The joke was further proof Isaac was coming around. “Now I’ll have something to think over during those long winter nights.”
“You really think she’ll be around that long? If all this is true, she showed up without any warning. Who says she’s not going to leave the same way?”
Nathan looked down, unable to answer immediately. It wasn’t that the question hadn’t occurred to him before. He just didn’t want to think about it. It was easier to take things one step at a time. “I don’t know, Isaac. I really don’t. But what can I do?”
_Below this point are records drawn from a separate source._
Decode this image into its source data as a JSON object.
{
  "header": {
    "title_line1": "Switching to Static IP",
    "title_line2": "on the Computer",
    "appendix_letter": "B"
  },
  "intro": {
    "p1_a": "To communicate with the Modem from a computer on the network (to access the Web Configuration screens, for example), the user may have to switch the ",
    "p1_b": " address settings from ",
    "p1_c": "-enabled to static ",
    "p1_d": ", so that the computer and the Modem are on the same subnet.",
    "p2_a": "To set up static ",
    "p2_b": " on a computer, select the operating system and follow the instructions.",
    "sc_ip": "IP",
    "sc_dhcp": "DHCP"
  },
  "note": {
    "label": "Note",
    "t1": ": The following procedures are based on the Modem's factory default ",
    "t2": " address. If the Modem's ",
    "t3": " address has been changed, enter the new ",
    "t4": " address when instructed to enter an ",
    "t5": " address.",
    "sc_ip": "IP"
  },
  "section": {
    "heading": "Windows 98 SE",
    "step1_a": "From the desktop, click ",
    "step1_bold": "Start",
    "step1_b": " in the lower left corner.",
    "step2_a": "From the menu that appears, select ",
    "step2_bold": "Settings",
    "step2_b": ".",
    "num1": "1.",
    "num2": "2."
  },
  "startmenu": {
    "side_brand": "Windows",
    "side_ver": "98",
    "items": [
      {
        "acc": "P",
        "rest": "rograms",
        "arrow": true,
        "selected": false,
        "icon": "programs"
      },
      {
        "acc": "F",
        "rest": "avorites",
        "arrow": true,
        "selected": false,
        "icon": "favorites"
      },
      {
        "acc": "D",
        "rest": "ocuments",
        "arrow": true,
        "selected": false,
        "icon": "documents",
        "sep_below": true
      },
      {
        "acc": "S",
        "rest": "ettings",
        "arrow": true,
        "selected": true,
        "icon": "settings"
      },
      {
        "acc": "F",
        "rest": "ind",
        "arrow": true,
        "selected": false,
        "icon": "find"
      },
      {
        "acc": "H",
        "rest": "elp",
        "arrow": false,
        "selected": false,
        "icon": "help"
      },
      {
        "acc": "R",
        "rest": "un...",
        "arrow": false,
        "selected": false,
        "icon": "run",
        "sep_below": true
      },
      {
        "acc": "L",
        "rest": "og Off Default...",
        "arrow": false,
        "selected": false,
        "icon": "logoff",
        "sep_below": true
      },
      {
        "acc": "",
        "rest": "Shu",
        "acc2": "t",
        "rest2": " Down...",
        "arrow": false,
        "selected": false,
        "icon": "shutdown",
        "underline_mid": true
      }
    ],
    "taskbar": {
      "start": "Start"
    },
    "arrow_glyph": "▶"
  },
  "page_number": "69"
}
Isaac’s car appeared at the parking garage exit and pulled to a stop in front of them. “Get this bitch Kirsten off her back, for starters,” Isaac said, stepping around the front of the car to the driver’s side door. He took the keys from the valet, but paused before getting inside. “Maybe all we have to do to get rid of her is find her parents and keep them from dancing together at the senior prom. Less chance of getting shot again.”
“Isaac. If all o
f this is too crazy for you…if you don’t want to risk another trip to the hospital for some girl you don’t even know…I’ll understand.”
“And miss out on the grand finale? Not on your life.” Ducking his head, he started to get in the car, only to hesitate and look back up to Nathan. Isaac’s eyes were free of the earlier amusement, but the anger was gone as well. Only sincerity was left. “I won’t lie and tell you I trust her now. But I’ve got eyes. I can see she’s important to you. That means, whatever you want from me from this point on, you’ve got. No questions asked.”
Nathan wasn’t surprised by Isaac’s response. He was the one person on the planet Nathan could count on, regardless of the situation. There wasn’t anything to say except, “Thanks. Don’t let Kirsten get another piece of you.”
Chapter Fourteen
After dropping off Isaac, Nathan was too lost in his own thoughts to worry about conversation, though thankfully, Remy’s silence said she was preoccupied as well. At her tentative request, he drove them to the beach again, more than happy to follow her around the pier as she wandered amongst the throng. He bought her a pretzel and frozen lemonade, nachos and an ice cream cone. She accepted everything with a warm smile, but her eyes were a hundred miles away.
He let her lead the way, eventually ending up on the shore. There was a moment when she slipped off her shoes that he thought to warn her about the hot sand, but after a quick glance at the sun, Nathan changed his mind. It hung low on the horizon, orange streaks licking across the smooth surface of the water, and a cool breeze eased the earlier heat. There would be no danger of burned soles at this hour.
“You have got to be the most patient guy in the whole world,” Remy said out of the blue. Her voice was quiet, nearly drowned out by the distant roar of the waves, and her eyes still fixed someplace far away. “I’m the one all this shit is happening to, and I still only half believe it. You even stuck up for me with Isaac before you had half the proof you do now. You are an interesting man, Nathan Pierce.”